One day the sisters picked up a man on the street whose body was covered with
sores and full of worms. He was at the end of his life. I began to wash him
and care for him. With his dying eyes, he followed every movement I made.
Little by little, a peacefulness appeared on his face. "Are you suffering?"
I asked him. "A lot," he answered in a whisper. Then he added: "But, I'm happy. 
I've always lived in the open, like the animals. Now I'll die like an angel,
surrounded by so much care and so much love." Another time, they brought home
a woman who no longer had any human resemblance and who didn't show any sign
of life. I washed her, took care of her, and talked to her gently. Then I
carefully set her down on a bed. She took my hand and smiled. I've never seen
such a beautiful smile on anyone's face. "Thank you," she whispered and closed
her eyes forever."

                        Teresa of The Poor (23)

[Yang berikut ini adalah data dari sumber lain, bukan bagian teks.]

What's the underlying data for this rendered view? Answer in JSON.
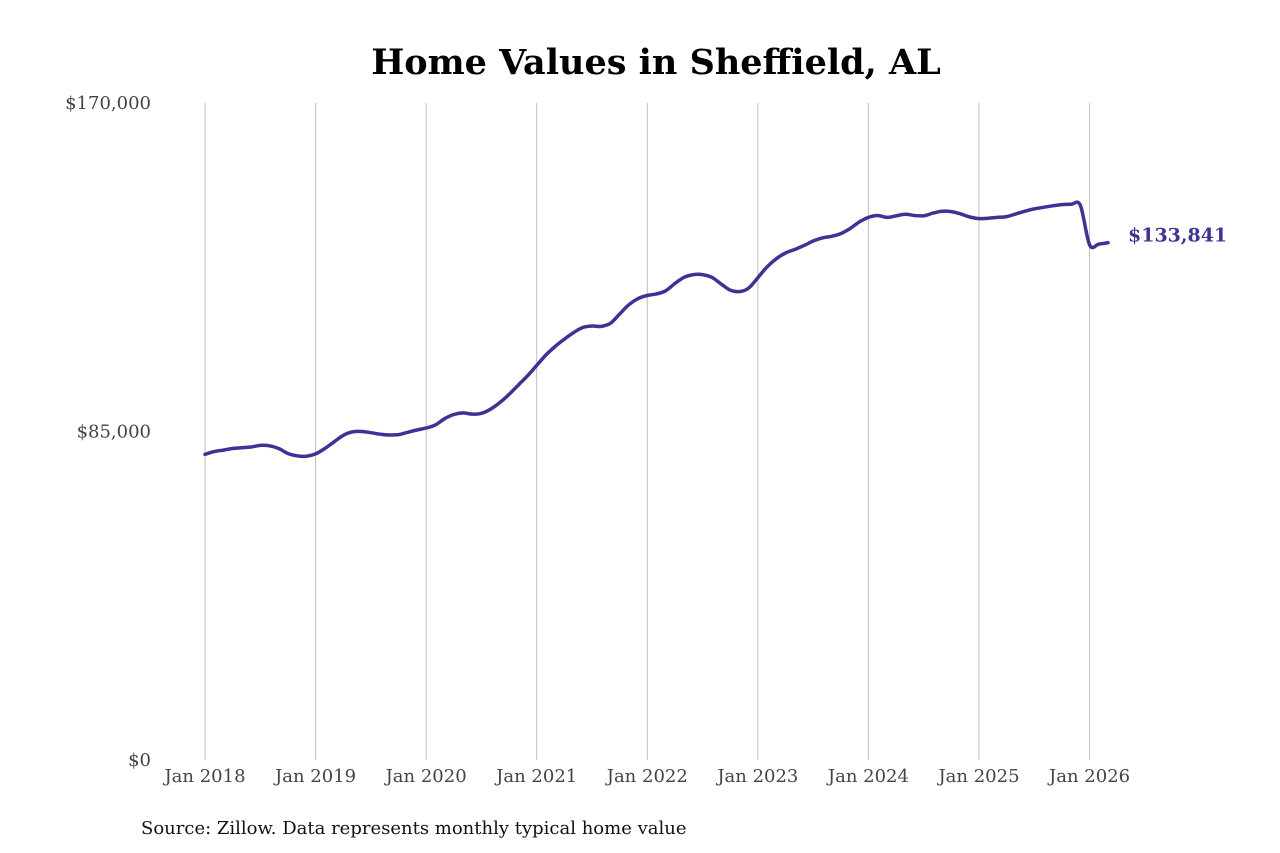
{
  "chart_data": {
    "type": "line",
    "title": "Home Values in Sheffield, AL",
    "source": "Source: Zillow. Data represents monthly typical home value",
    "xlabel": "",
    "ylabel": "",
    "ylim": [
      0,
      170000
    ],
    "y_ticks": [
      {
        "value": 0,
        "label": "$0"
      },
      {
        "value": 85000,
        "label": "$85,000"
      },
      {
        "value": 170000,
        "label": "$170,000"
      }
    ],
    "x_range": [
      "2018-01",
      "2026-03"
    ],
    "x_ticks": [
      {
        "date": "2018-01",
        "label": "Jan 2018"
      },
      {
        "date": "2019-01",
        "label": "Jan 2019"
      },
      {
        "date": "2020-01",
        "label": "Jan 2020"
      },
      {
        "date": "2021-01",
        "label": "Jan 2021"
      },
      {
        "date": "2022-01",
        "label": "Jan 2022"
      },
      {
        "date": "2023-01",
        "label": "Jan 2023"
      },
      {
        "date": "2024-01",
        "label": "Jan 2024"
      },
      {
        "date": "2025-01",
        "label": "Jan 2025"
      },
      {
        "date": "2026-01",
        "label": "Jan 2026"
      }
    ],
    "grid": {
      "vertical": true,
      "horizontal": false
    },
    "line_color": "#3b3494",
    "end_label": "$133,841",
    "series": [
      {
        "x": [
          "2018-01",
          "2018-02",
          "2018-03",
          "2018-04",
          "2018-05",
          "2018-06",
          "2018-07",
          "2018-08",
          "2018-09",
          "2018-10",
          "2018-11",
          "2018-12",
          "2019-01",
          "2019-02",
          "2019-03",
          "2019-04",
          "2019-05",
          "2019-06",
          "2019-07",
          "2019-08",
          "2019-09",
          "2019-10",
          "2019-11",
          "2019-12",
          "2020-01",
          "2020-02",
          "2020-03",
          "2020-04",
          "2020-05",
          "2020-06",
          "2020-07",
          "2020-08",
          "2020-09",
          "2020-10",
          "2020-11",
          "2020-12",
          "2021-01",
          "2021-02",
          "2021-03",
          "2021-04",
          "2021-05",
          "2021-06",
          "2021-07",
          "2021-08",
          "2021-09",
          "2021-10",
          "2021-11",
          "2021-12",
          "2022-01",
          "2022-02",
          "2022-03",
          "2022-04",
          "2022-05",
          "2022-06",
          "2022-07",
          "2022-08",
          "2022-09",
          "2022-10",
          "2022-11",
          "2022-12",
          "2023-01",
          "2023-02",
          "2023-03",
          "2023-04",
          "2023-05",
          "2023-06",
          "2023-07",
          "2023-08",
          "2023-09",
          "2023-10",
          "2023-11",
          "2023-12",
          "2024-01",
          "2024-02",
          "2024-03",
          "2024-04",
          "2024-05",
          "2024-06",
          "2024-07",
          "2024-08",
          "2024-09",
          "2024-10",
          "2024-11",
          "2024-12",
          "2025-01",
          "2025-02",
          "2025-03",
          "2025-04",
          "2025-05",
          "2025-06",
          "2025-07",
          "2025-08",
          "2025-09",
          "2025-10",
          "2025-11",
          "2025-12",
          "2026-01",
          "2026-02",
          "2026-03"
        ],
        "y": [
          79100,
          79800,
          80200,
          80600,
          80800,
          81000,
          81400,
          81300,
          80600,
          79300,
          78700,
          78600,
          79200,
          80600,
          82300,
          84000,
          84900,
          85000,
          84700,
          84300,
          84100,
          84200,
          84800,
          85400,
          85900,
          86700,
          88300,
          89400,
          89800,
          89500,
          89700,
          90800,
          92500,
          94600,
          97000,
          99400,
          102100,
          104800,
          107000,
          108900,
          110600,
          111900,
          112300,
          112200,
          113000,
          115400,
          117800,
          119400,
          120200,
          120600,
          121400,
          123300,
          124900,
          125600,
          125600,
          124900,
          123200,
          121600,
          121200,
          122100,
          124800,
          127600,
          129700,
          131200,
          132100,
          133100,
          134300,
          135100,
          135500,
          136200,
          137500,
          139200,
          140400,
          140900,
          140400,
          140800,
          141200,
          140900,
          140800,
          141500,
          142000,
          141900,
          141300,
          140500,
          140100,
          140200,
          140400,
          140600,
          141300,
          142000,
          142600,
          143000,
          143400,
          143700,
          143800,
          143500,
          133300,
          133500,
          133841
        ]
      }
    ]
  }
}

Dari ribuan foto Mother Teresa, yang paling mengesankan adalah foto beliau
bersama anak-anak. Di hadapan anak-anak yang tak berdaya, wajah "santa" ini,
yang sudah terbiasa melihat tubuh yang kelaparan dan sakit, menyaksikan segala
macam penderitaan, menjadi santai dan menampakkan wajah keibuan. Tetapi ia
jarang tersenyum bersama anak-anak itu karena pada umumnya, anak-anak yang
ditimangnya adalah anak yatim piatu, penderita kusta, korban kekerasan etnis,
anak-anak yang telah melihat kengerian. 

Anak-anak yang dibuang mudah dijumpai di India, terutama anak perempuan. Mereka
ditinggalkan di dalam gereja, di muka rumah sakit, di tangga biara, di muka
kantor polisi atau dibuang begitu saja di got. Anak-anak yang dibuang memang
mahluk yang paling miskin dan tak berdaya di muka bumi. Banyak institusi
kerohanian maupun kongregasi suster-suster berkarya bagi anak yatim piatu.
Demikian pula Mother Teresa. Pada tahun 1954 beliau mendirikan rumah bagi
anak-anak gelandangan yang diberinya nama Shishu Bhavan, artinya Rumah Kanak-
kanak. Orang lalu membawa bayi-bayi yang mereka temukan kesana dan rumah itu
dengan cepat menjadi terlalu kecil. Ia membuka Sishu Bavan yang lainnya dan
yang lainnya. Katanya, "I'm the mother of thousands of abandoned children, I
picked them up off the sidewalks, out of the gutters, and on the streets. The
police brought them to me from hospitals where their mothers rejected them. I
rescued them, watched them grow, and made them study. I found adoptive
families for many of them and now they're doing well. They're scattered around
the world in America, India and Europe, but they always remembered me. Their 
adoptive parents send me photographs. In this way I am able to watch my
children grow. Nevertheless, I haven't been able to find an adoptive family
for all the children. Some stay with me. They are the handicapped, mentally
retarded, and least desirable. Nature has been cruel to them. Buy they are
God's children and they need love. They are my favorite children."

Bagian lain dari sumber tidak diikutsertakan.